When the full weight of the 50 percent U.S. tariff on Indian goods went into effect on Wednesday, it was 9:30 in the morning on a Hindu holiday in India. Overnight prayers for a miracle had gone unanswered.
Minutes later, Chandrima Chatterjee, the secretary general of the Confederation of Indian Textile Industry, had to ask twice whether it had actually happened. “Yesterday we were already in a state of shock,” she said. But “when there’s bad news you keep expecting something good to happen,” Ms. Chatterjee explained.
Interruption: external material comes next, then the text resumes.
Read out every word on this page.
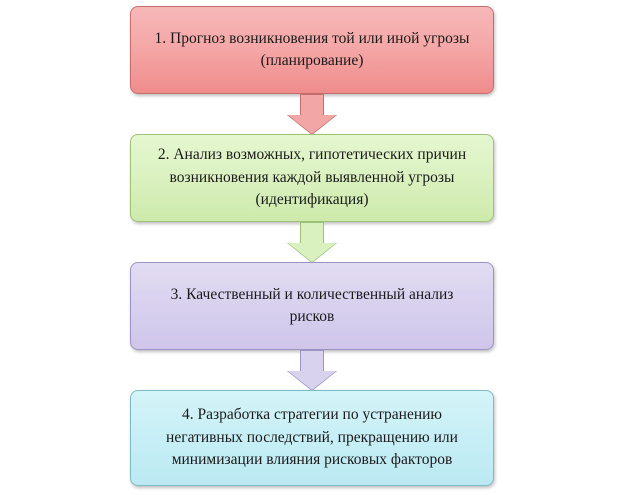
1. Прогноз возникновения той или иной угрозы (планирование)
2. Анализ возможных, гипотетических причин возникновения каждой выявленной угрозы (идентификация)
3. Качественный и количественный анализ рисков
4. Разработка стратегии по устранению негативных последствий, прекращению или минимизации влияния рисковых факторов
India has had less than a month to adjust to the fact that President Trump deemed it “not a good trading partner” and deserving of punishment. After months of hopeful negotiations over the details about soybeans and trade surpluses, on July 30 India found out that it was getting stuck with a 25 percent rate. A week later, the other shoe dropped: An additional 25 percent penalty would also be applied because India buys Russian crude oil.
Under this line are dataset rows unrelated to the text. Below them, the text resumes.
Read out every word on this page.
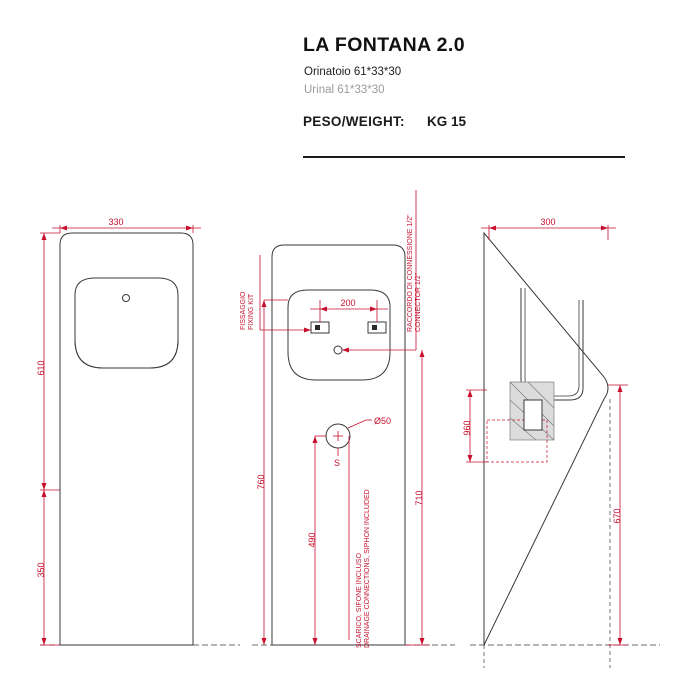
LA FONTANA 2.0
Orinatoio 61*33*30
Urinal 61*33*30
PESO/WEIGHT: KG 15
330
610
350
200
Ø50
S
760
490
710
FISSAGGIO FIXING KIT	RACCORDO DI CONNESSIONE 1/2" CONNECTOR 1/2"
SCARICO, SIFONE INCLUSO DRAINAGE CONNECTIONS, SIPHON INCLUDED
300
960
670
The full weight of those tariffs took effect on Wednesday. Though China won a three-month reprieve in its tariff negotiations, a truce that lasts until November, against India, Mr. Trump did not chicken out.
On Ganesh Chaturthi, a celebration of the elephant-headed god of overcoming obstacles, the stock market in the financial capital of Mumbai was closed. But Indian market indexes lurched in anticipation on Tuesday, losing a percentage point of value in their worst performance of the summer.
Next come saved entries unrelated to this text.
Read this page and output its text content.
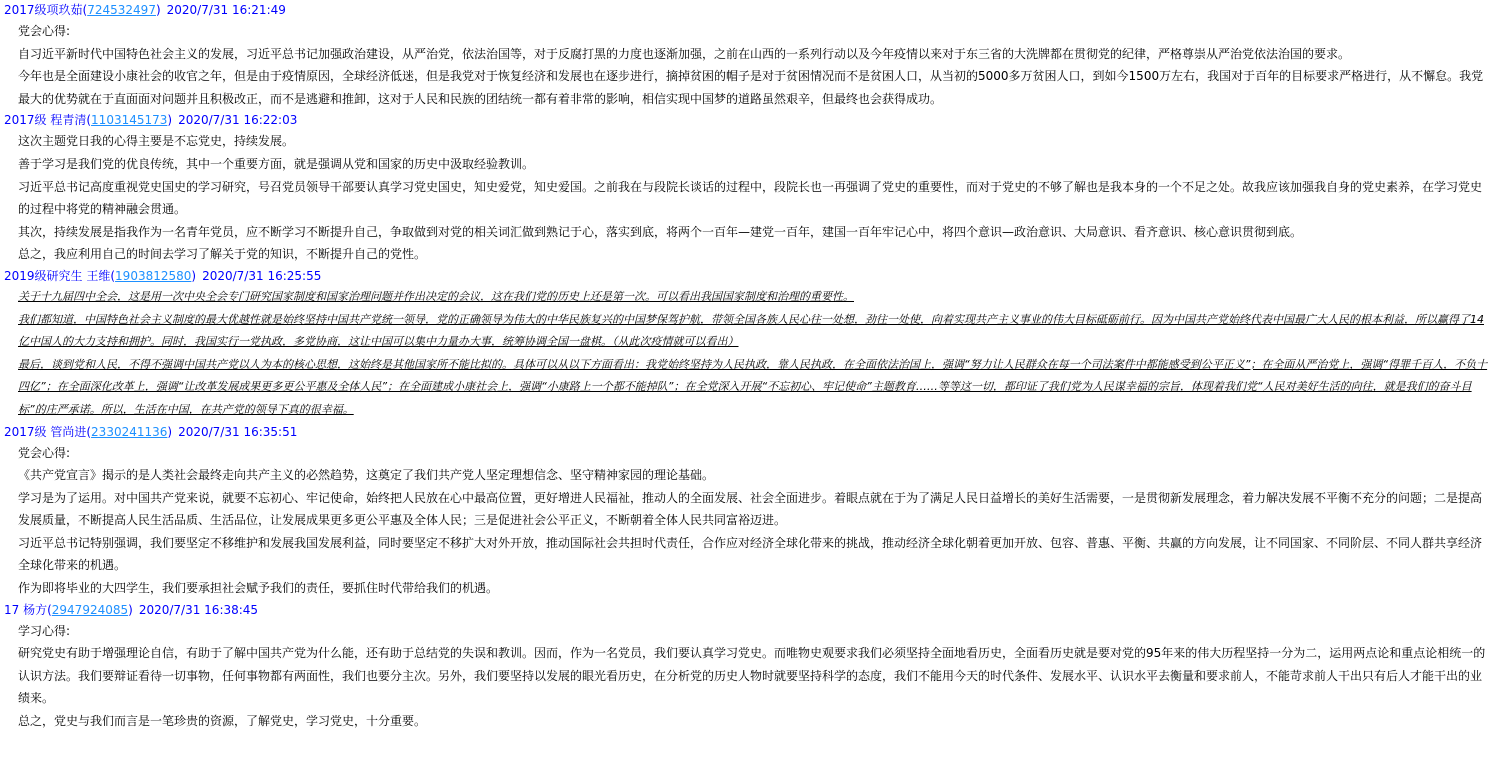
2017级项玖茹(724532497) 2020/7/31 16:21:49
党会心得:
自习近平新时代中国特色社会主义的发展，习近平总书记加强政治建设，从严治党，依法治国等，对于反腐打黑的力度也逐渐加强，之前在山西的一系列行动以及今年疫情以来对于东三省的大洗牌都在贯彻党的纪律，严格尊崇从严治党依法治国的要求。
今年也是全面建设小康社会的收官之年，但是由于疫情原因，全球经济低迷，但是我党对于恢复经济和发展也在逐步进行，摘掉贫困的帽子是对于贫困情况而不是贫困人口，从当初的5000多万贫困人口，到如今1500万左右，我国对于百年的目标要求严格进行，从不懈怠。我党最大的优势就在于直面面对问题并且积极改正，而不是逃避和推卸，这对于人民和民族的团结统一都有着非常的影响，相信实现中国梦的道路虽然艰辛，但最终也会获得成功。
2017级 程青清(1103145173) 2020/7/31 16:22:03
这次主题党日我的心得主要是不忘党史，持续发展。
善于学习是我们党的优良传统，其中一个重要方面，就是强调从党和国家的历史中汲取经验教训。
习近平总书记高度重视党史国史的学习研究，号召党员领导干部要认真学习党史国史，知史爱党，知史爱国。之前我在与段院长谈话的过程中，段院长也一再强调了党史的重要性，而对于党史的不够了解也是我本身的一个不足之处。故我应该加强我自身的党史素养，在学习党史的过程中将党的精神融会贯通。
其次，持续发展是指我作为一名青年党员，应不断学习不断提升自己，争取做到对党的相关词汇做到熟记于心，落实到底，将两个一百年—建党一百年，建国一百年牢记心中，将四个意识—政治意识、大局意识、看齐意识、核心意识贯彻到底。
总之，我应利用自己的时间去学习了解关于党的知识，不断提升自己的党性。
2019级研究生 王维(1903812580) 2020/7/31 16:25:55
关于十九届四中全会，这是用一次中央全会专门研究国家制度和国家治理问题并作出决定的会议，这在我们党的历史上还是第一次。可以看出我国国家制度和治理的重要性。
我们都知道，中国特色社会主义制度的最大优越性就是始终坚持中国共产党统一领导，党的正确领导为伟大的中华民族复兴的中国梦保驾护航，带领全国各族人民心往一处想，劲往一处使，向着实现共产主义事业的伟大目标砥砺前行。因为中国共产党始终代表中国最广大人民的根本利益，所以赢得了14亿中国人的大力支持和拥护。同时，我国实行一党执政，多党协商，这让中国可以集中力量办大事，统筹协调全国一盘棋。（从此次疫情就可以看出）
最后，谈到党和人民，不得不强调中国共产党以人为本的核心思想，这始终是其他国家所不能比拟的。具体可以从以下方面看出：我党始终坚持为人民执政，靠人民执政，在全面依法治国上，强调“努力让人民群众在每一个司法案件中都能感受到公平正义”；在全面从严治党上，强调“得罪千百人，不负十四亿”；在全面深化改革上，强调“让改革发展成果更多更公平惠及全体人民”；在全面建成小康社会上，强调“小康路上一个都不能掉队”；在全党深入开展“不忘初心、牢记使命”主题教育……等等这一切，都印证了我们党为人民谋幸福的宗旨，体现着我们党“人民对美好生活的向往，就是我们的奋斗目标”的庄严承诺。所以，生活在中国，在共产党的领导下真的很幸福。
2017级 管尚进(2330241136) 2020/7/31 16:35:51
党会心得:
《共产党宣言》揭示的是人类社会最终走向共产主义的必然趋势，这奠定了我们共产党人坚定理想信念、坚守精神家园的理论基础。
学习是为了运用。对中国共产党来说，就要不忘初心、牢记使命，始终把人民放在心中最高位置，更好增进人民福祉，推动人的全面发展、社会全面进步。着眼点就在于为了满足人民日益增长的美好生活需要，一是贯彻新发展理念，着力解决发展不平衡不充分的问题；二是提高发展质量，不断提高人民生活品质、生活品位，让发展成果更多更公平惠及全体人民；三是促进社会公平正义，不断朝着全体人民共同富裕迈进。
习近平总书记特别强调，我们要坚定不移维护和发展我国发展利益，同时要坚定不移扩大对外开放，推动国际社会共担时代责任，合作应对经济全球化带来的挑战，推动经济全球化朝着更加开放、包容、普惠、平衡、共赢的方向发展，让不同国家、不同阶层、不同人群共享经济全球化带来的机遇。
作为即将毕业的大四学生，我们要承担社会赋予我们的责任，要抓住时代带给我们的机遇。
17 杨方(2947924085) 2020/7/31 16:38:45
学习心得:
研究党史有助于增强理论自信，有助于了解中国共产党为什么能，还有助于总结党的失误和教训。因而，作为一名党员，我们要认真学习党史。而唯物史观要求我们必须坚持全面地看历史，全面看历史就是要对党的95年来的伟大历程坚持一分为二，运用两点论和重点论相统一的认识方法。我们要辩证看待一切事物，任何事物都有两面性，我们也要分主次。另外，我们要坚持以发展的眼光看历史，在分析党的历史人物时就要坚持科学的态度，我们不能用今天的时代条件、发展水平、认识水平去衡量和要求前人，不能苛求前人干出只有后人才能干出的业绩来。
总之，党史与我们而言是一笔珍贵的资源，了解党史，学习党史，十分重要。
The pain of steep U.S. tariffs will not be evenly distributed. Huge parts of India’s economy are disconnected from world trade, and the country’s stock market is buoyed by the savings of Indians who have nowhere better to put their money. Some products, like pharmaceuticals and smartphones, are exempt from tariffs, for now. But the parts of the economy that are affected by the U.S. levies include businesses that provide mass employment.